Earlier this week Anne’s niece called with her two month old baby. Childhood helplessness. In the cycle that is existence I can see the approach of my second childhood. It’s not a pleasing prospect.
But yesterday I felt contentment. I had spent some time signing books for my launch this weekend. I browsed happily as I signed. Poetry books are immensely dippable.
It was lovely and sunny so I suggested afternoon tea out on the lawn. With the recently-bought second-hand walker I went out the front door and around the house to the east side to sit in garden chair. I sat facing the house, sun-hat protecting my face and soaking up the warmth. Bruce had mowed the lawn the day before. Life felt good.
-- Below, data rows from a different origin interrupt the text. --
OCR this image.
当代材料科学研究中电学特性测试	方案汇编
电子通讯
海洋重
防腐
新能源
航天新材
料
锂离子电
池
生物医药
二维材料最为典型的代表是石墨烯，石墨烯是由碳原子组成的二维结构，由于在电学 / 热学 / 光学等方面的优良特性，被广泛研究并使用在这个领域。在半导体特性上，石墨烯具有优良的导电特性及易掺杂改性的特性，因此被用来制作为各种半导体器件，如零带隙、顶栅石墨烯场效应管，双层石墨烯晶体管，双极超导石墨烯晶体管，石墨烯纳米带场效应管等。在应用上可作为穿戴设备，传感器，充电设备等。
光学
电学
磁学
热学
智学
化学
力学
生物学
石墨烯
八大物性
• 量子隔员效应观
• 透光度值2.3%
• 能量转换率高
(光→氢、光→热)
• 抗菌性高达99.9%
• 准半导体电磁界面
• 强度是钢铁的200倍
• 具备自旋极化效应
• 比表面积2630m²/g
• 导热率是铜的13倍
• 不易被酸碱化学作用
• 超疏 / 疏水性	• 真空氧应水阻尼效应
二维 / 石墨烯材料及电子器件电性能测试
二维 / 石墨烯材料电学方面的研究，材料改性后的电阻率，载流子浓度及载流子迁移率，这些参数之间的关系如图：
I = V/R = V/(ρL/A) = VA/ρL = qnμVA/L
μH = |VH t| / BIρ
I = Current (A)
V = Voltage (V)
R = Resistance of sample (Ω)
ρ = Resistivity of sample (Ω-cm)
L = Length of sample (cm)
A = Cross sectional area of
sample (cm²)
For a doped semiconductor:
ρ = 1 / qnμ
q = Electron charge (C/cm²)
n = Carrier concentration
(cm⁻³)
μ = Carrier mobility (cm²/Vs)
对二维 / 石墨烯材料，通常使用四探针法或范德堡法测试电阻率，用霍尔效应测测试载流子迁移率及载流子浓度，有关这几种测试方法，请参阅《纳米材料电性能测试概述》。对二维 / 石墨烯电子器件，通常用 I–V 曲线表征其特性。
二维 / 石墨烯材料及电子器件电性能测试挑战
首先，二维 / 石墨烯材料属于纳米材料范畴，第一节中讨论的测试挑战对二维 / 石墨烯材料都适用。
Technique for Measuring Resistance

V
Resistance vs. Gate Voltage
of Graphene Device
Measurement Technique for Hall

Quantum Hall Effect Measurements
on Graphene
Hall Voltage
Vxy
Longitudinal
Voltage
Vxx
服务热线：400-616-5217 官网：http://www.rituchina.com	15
From that vantage I could see the two oaks side by side on the west side of the house. One is a burst of fresh green leaves. The other, shattered by last March’s storm has hardly a promise of buds.
The storm merely winnowed what was already happening. Last Spring the healthy one had the same green canopy of splendour, the other a few leaves as it struggled for survival. It was sick and frail before the gale did its damage. I imagine it had little sap flow. When I was young I reveled in challenging the storm. Now, I feel at its mercy.
The two oaks are a metaphor for my life – the green one my mind, alert and active, (albeit frustrated), whereas the ailing one is my body.
Strange to have that thought while in a state of contentment. The sight of new leaves on the lovely weeping elm to the north helped. As did the snowdrops, they’ve been flowering for ages. (A search on the internet reveals that deer do not eat them). The lavender’s looking majestic, the roses are vigorous in growth and Anne had planted out lettuce seedlings for summer salads.
Don't catalogue Harvey. Like all such moods it vanished. Musing about contenment destroyed the moment. It's lesson Keats taught us. It's a lesson we never learn. Though we yearn for its return that instance is over and life flows on.